4. Describe the activation of an EBV gp350-specific B cell to become an IgG-secreting plasma cell. a) What key molecular interactions are required for B cell activation? b) What is the role of follicular dendritic cells and how are they different from antigen-presenting DC? c) How does somatic hypermutation lead to affinity maturation?
5. Most of the effector functions of antibodies require accessory cells or molecules. a) Which function does not? Why is this important and what site(s) in the body require this for protection? b) What are the two main categories of effector functions that do require accessory cells and molecules? How are they similar and how are they distinct?
6. Discuss how each of these strategies of EBV might influence the ability of the immune system to eliminate the virus.
7. Ninety percent of people infected with EBV produce heterophile antibodies (literally: loving others); antibodies that bind non-EBV antigens. This is a polyclonal IgM response that includes antibodies that agglutinate erythrocytes of many species (including human) and antibodies to T and B cells, antinuclear antibodies, and rheumatoid factor (IgM anti-IgG). The heterophile antibody titer usually drops below 1:40 in about a year, but some of these antibodies can be detected for years. a) How might EBV stimulate this polyclonal IgM response to a variety of self antigens? b) What symptoms might result from Rob's having these heterophile antibodies in his circulation? c) Why is Rob able to make anti-self antibodies, and what is the significance of their isotype? Would these be high or low affinity antibodies?
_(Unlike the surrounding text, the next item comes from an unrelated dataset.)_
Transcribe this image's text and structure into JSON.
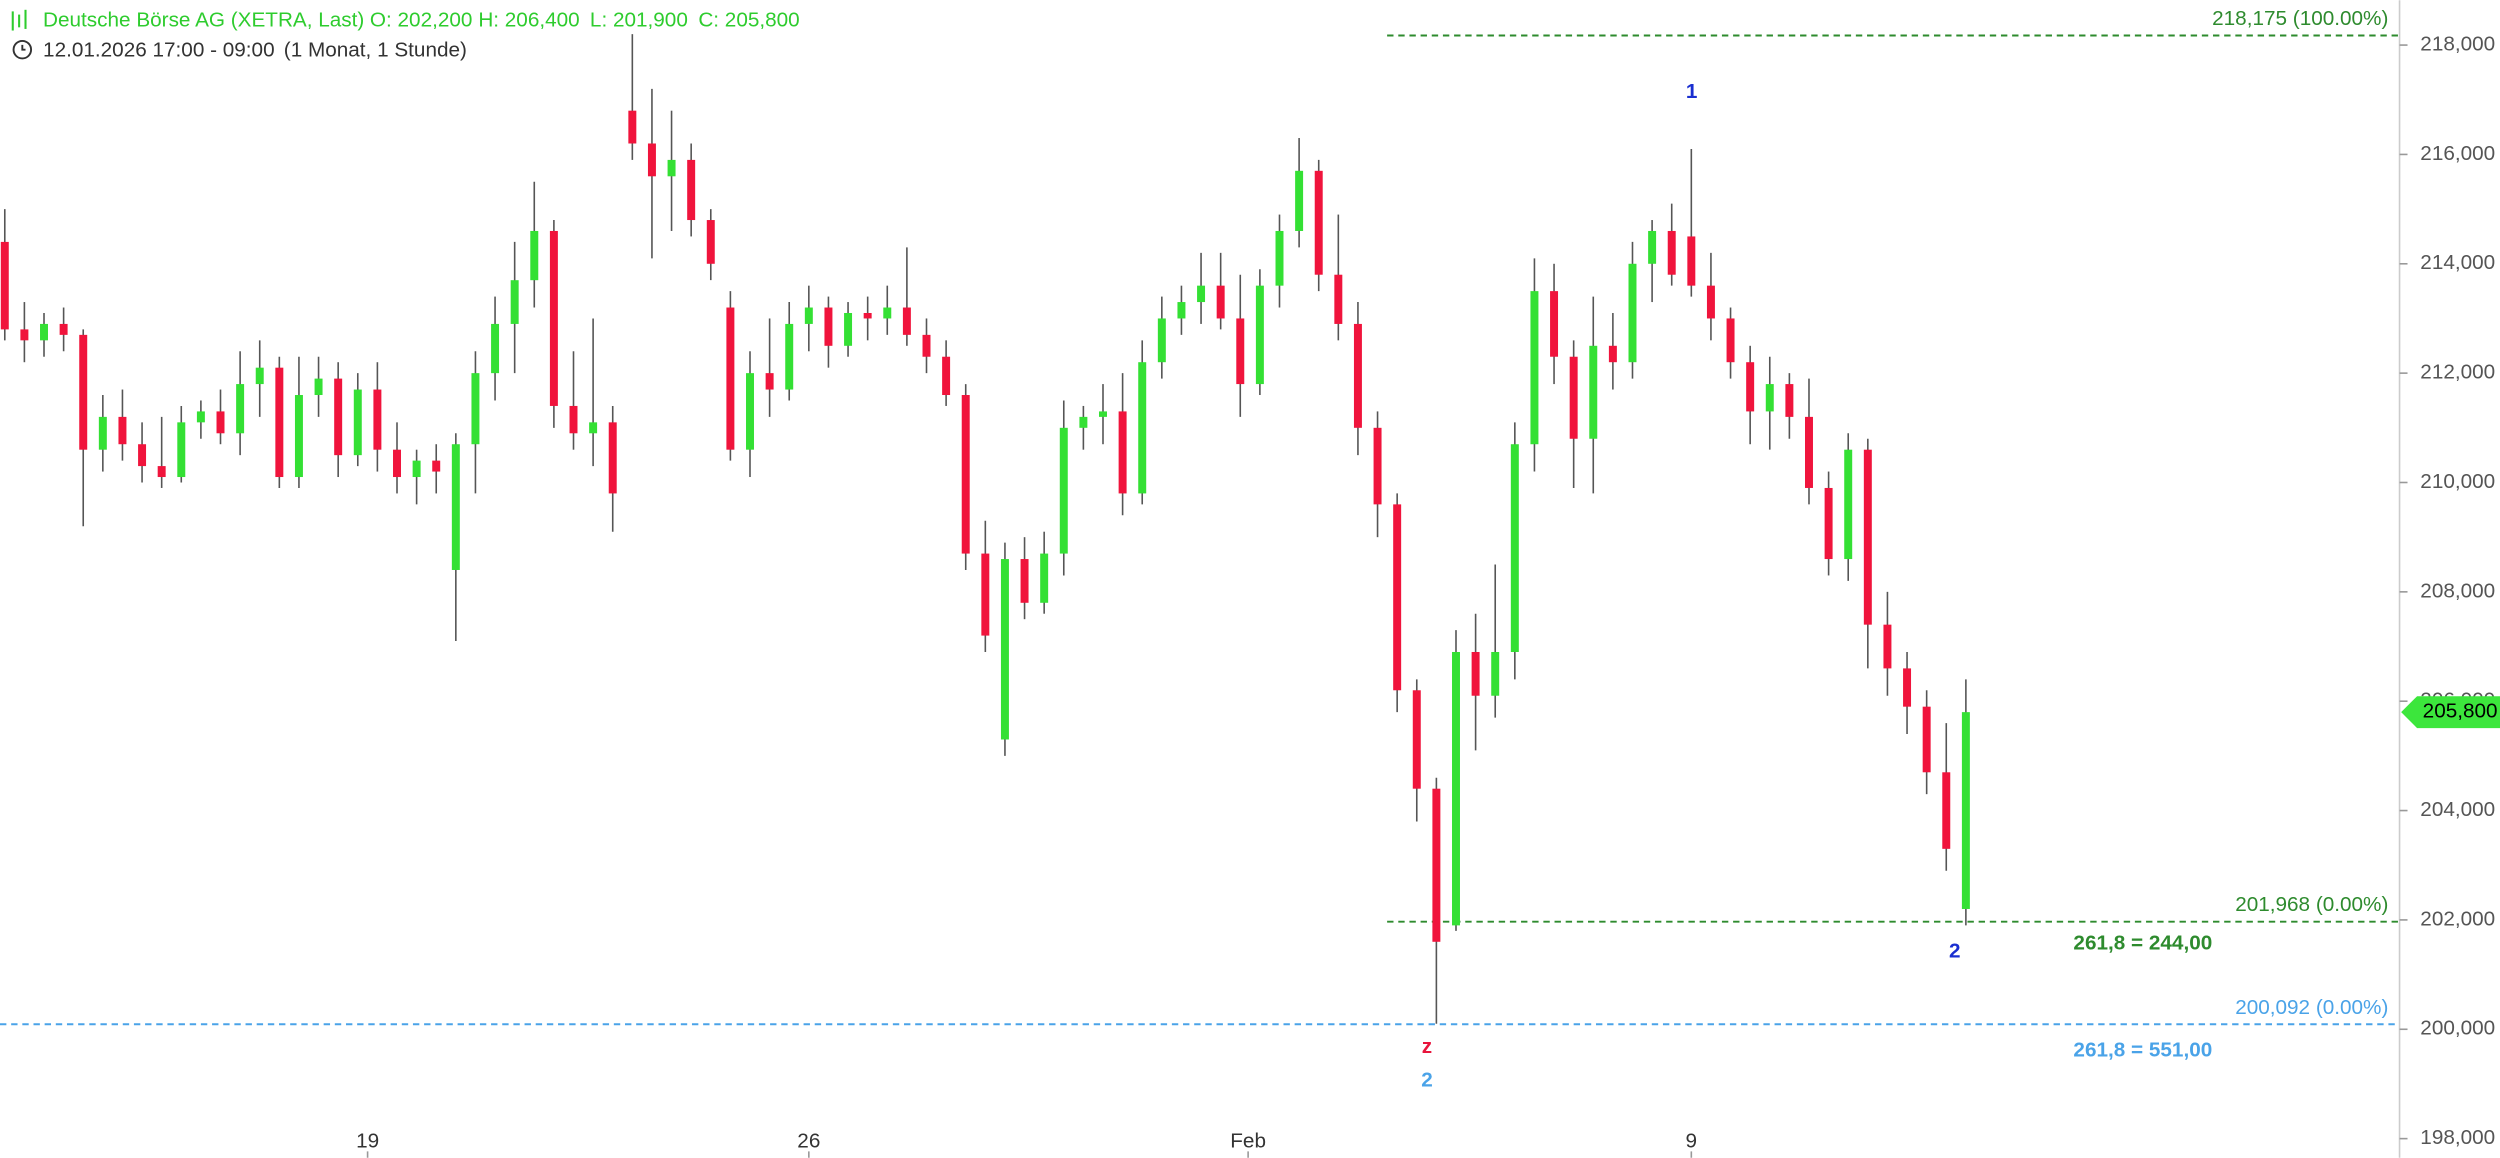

8. EBV can very rarely transform B cells to divide in an unregulated fashion, resulting in B cell lymphoma (a tumor of B lymphocytes). The EBV is latent in the transformed B cells (no virus is produced); the virus does not have to integrate its genome into that of the host cell to cause transformation. The B cell lymphoma cells express EBNAs and secrete monoclonal IgM antibody. They also have a chromosome translocation, where part of the EBV genome that has homology with bcl-2 is moved into the Ig H chain locus. Promoters of antibody synthesis cause over-expression of the bcl-2 protein.
a) What is the antigen specificity of the monoclonal IgM antibody produced by the transformed B cells? b) What does bcl-2 have to do with cancer? c) Do you think Rob will get B cell lymphoma from EBV? Explain your answer.